Tuesday, 16 January 2018
Department of Finance
176. To ask the Minister for Finance his plans to rectify an anomaly in the State pension system whereby married persons who switch from a single payment with an adult dependant to individual pension claims do not receive a net increase in their income (details supplied); and if he will make a statement on the matter. [1754/18]
178. To ask the Minister for Finance if an anomaly in the State pension system whereby a married couple that switches from a single payment with an adult dependant to individual pension claims do not receive a net increase in income will be rectified (details supplied); and if he will make a statement on the matter. [2076/18]
I propose to take Questions Nos. 176 and 178 together.
I am advised by the Department of Employment Affairs and Social Protection that individual pensioners can apply for two State Pensions. The State Pension (Contributory) is based on social insurance contributions paid or credited over the course of a person’s working life. The State Pension (Non-Contributory) is a means tested payment. The State Pension (Contributory) has six payment bands ranging from €95.20 for those with an average of 10-14 contributions, up to €238.30 for this with an average of 48 or more contributions. The State Pension (Non-Contributory) payments start at €2.50 and rise incrementally up to a maximum of €227 per week (for those with weekly assessed means of less than €30). Individuals are paid whichever of the two potential pension payments is most beneficial to them (gross).
Pensioners can also apply for an increased payment in respect of a qualified adult (IQA) (i.e. an adult that is dependent on their income such as, for example, a dependant spouse). The IQA payment is means tested and can be paid directly to the Qualified Adult. The maximum amount payable to a Qualified Adult under the age of 66 is €158.80 (when related to State Pension (contributory) or €150 (when related to State Pension (non-contributory). When the Qualified Adult reaches pension age, he/she can apply for both available pensions in his/her own right, or continue to be classed as a qualified adult for the purposes of an IQA payment from the spouse’s pension. That over-66 IQA payment has a maximum rate of €213.50. Once more, the person is paid whatever payment is most beneficial to them (gross).
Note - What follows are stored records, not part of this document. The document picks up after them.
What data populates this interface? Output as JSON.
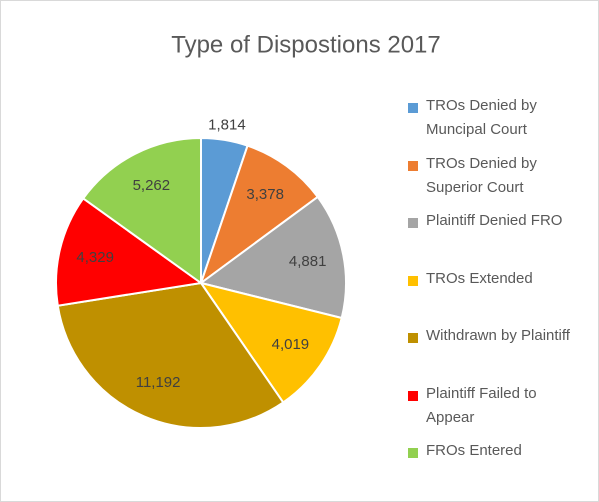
{
  "chart_data": {
    "type": "pie",
    "title": "Type of Dispostions 2017",
    "categories": [
      "TROs Denied by Muncipal Court",
      "TROs Denied by Superior Court",
      "Plaintiff Denied FRO",
      "TROs Extended",
      "Withdrawn by Plaintiff",
      "Plaintiff Failed to Appear",
      "FROs Entered"
    ],
    "values": [
      1814,
      3378,
      4881,
      4019,
      11192,
      4329,
      5262
    ],
    "value_labels": [
      "1,814",
      "3,378",
      "4,881",
      "4,019",
      "11,192",
      "4,329",
      "5,262"
    ],
    "colors": [
      "#5b9bd5",
      "#ed7d31",
      "#a5a5a5",
      "#ffc000",
      "#bf9000",
      "#ff0000",
      "#92d050"
    ],
    "legend": "right"
  }
}
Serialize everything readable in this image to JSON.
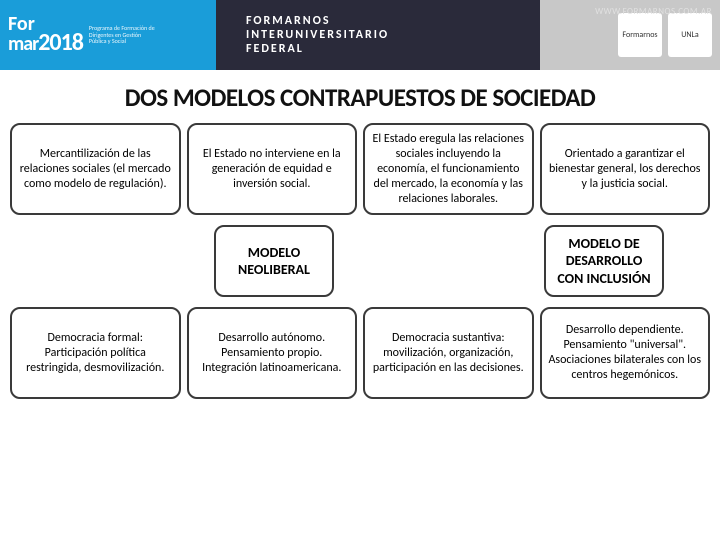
{
  "header": {
    "logo_top": "For",
    "logo_mar": "mar",
    "logo_ano": "2018",
    "logo_slogan": "Programa de Formación de Dirigentes en Gestión Pública y Social",
    "mid_line1": "FORMARNOS",
    "mid_line2": "INTERUNIVERSITARIO",
    "mid_line3": "FEDERAL",
    "url": "WWW.FORMARNOS.COM.AR",
    "badge1": "Formarnos",
    "badge2": "UNLa"
  },
  "title": "DOS MODELOS CONTRAPUESTOS DE SOCIEDAD",
  "row1": {
    "c1": "Mercantilización de las relaciones sociales (el mercado como modelo de regulación).",
    "c2": "El Estado no interviene en la generación de equidad e inversión social.",
    "c3": "El Estado eregula las relaciones sociales incluyendo la economía,  el funcionamiento del mercado, la economía y las relaciones laborales.",
    "c4": "Orientado a garantizar el bienestar general, los derechos y la justicia social."
  },
  "labels": {
    "left": "MODELO NEOLIBERAL",
    "right": "MODELO DE DESARROLLO CON INCLUSIÓN"
  },
  "row3": {
    "c1": "Democracia formal: Participación política restringida, desmovilización.",
    "c2_l1": "Desarrollo autónomo.",
    "c2_l2": "Pensamiento propio.",
    "c2_l3": "Integración latinoamericana.",
    "c3": "Democracia sustantiva: movilización, organización, participación en las decisiones.",
    "c4_l1": "Desarrollo dependiente.",
    "c4_l2": "Pensamiento \"universal\".",
    "c4_l3": "Asociaciones bilaterales con los centros hegemónicos."
  },
  "colors": {
    "cyan": "#1a9dd9",
    "dark": "#2a2a3a",
    "border": "#3a3a3a"
  }
}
With regard to the taxation of these payments, the State Pension, including an increase to that pension in respect of a qualifying adult dependent, is chargeable to income tax.
Where an individual in a married couple is entitled to the State Pension and such pension is increased in respect of a qualifying adult dependant, Section 126(2B) of the Taxes Consolidation Act 1997 provides that it remains one pension for tax purposes and the individual claiming the pension is chargeable to tax on it. The individual is entitled to a PAYE tax credit of €1,650 to be set against his or her tax liabilities, in addition to the married personal tax credit of €3,300.
Alternatively, where a married couple are in receipt of two separate and distinct social welfare pensions, each spouse is chargeable to income tax in respect of their respective pension and each spouse is entitled to a PAYE tax credit of €1,650 in addition to the couple being entitled to the married personal tax credit of €3,300. The total value of tax credits available to a couple where both individuals has pension income in his/her own right therefore exceeds the total value of the credits available to a couple with only one source of pension income (such as a State Pension with IQA).
It is assumed that the individuals in question switched from a single payment with an adult dependant to individual pension claims in order to receive an increased gross pension payment. Having regard to the tax credits set out above, the circumstances set out in the question whereby a net decrease in income has occurred should not, in general, arise in practice. If the Deputy is aware of a couple that have identified what appears to be an anomaly in their tax affairs they should be advised to contact Revenue to have their tax affairs reviewed.
Many factors determine the tax position of any individual or couple including, for example, the receipt of additional incomes or an entitlement to additional tax credits due to particular circumstances. While any increase in income may lead to an increased tax liability, the structure of the income tax systems and the rates of charge are such that an increase in gross income should not, generally, lead to a decrease in net income.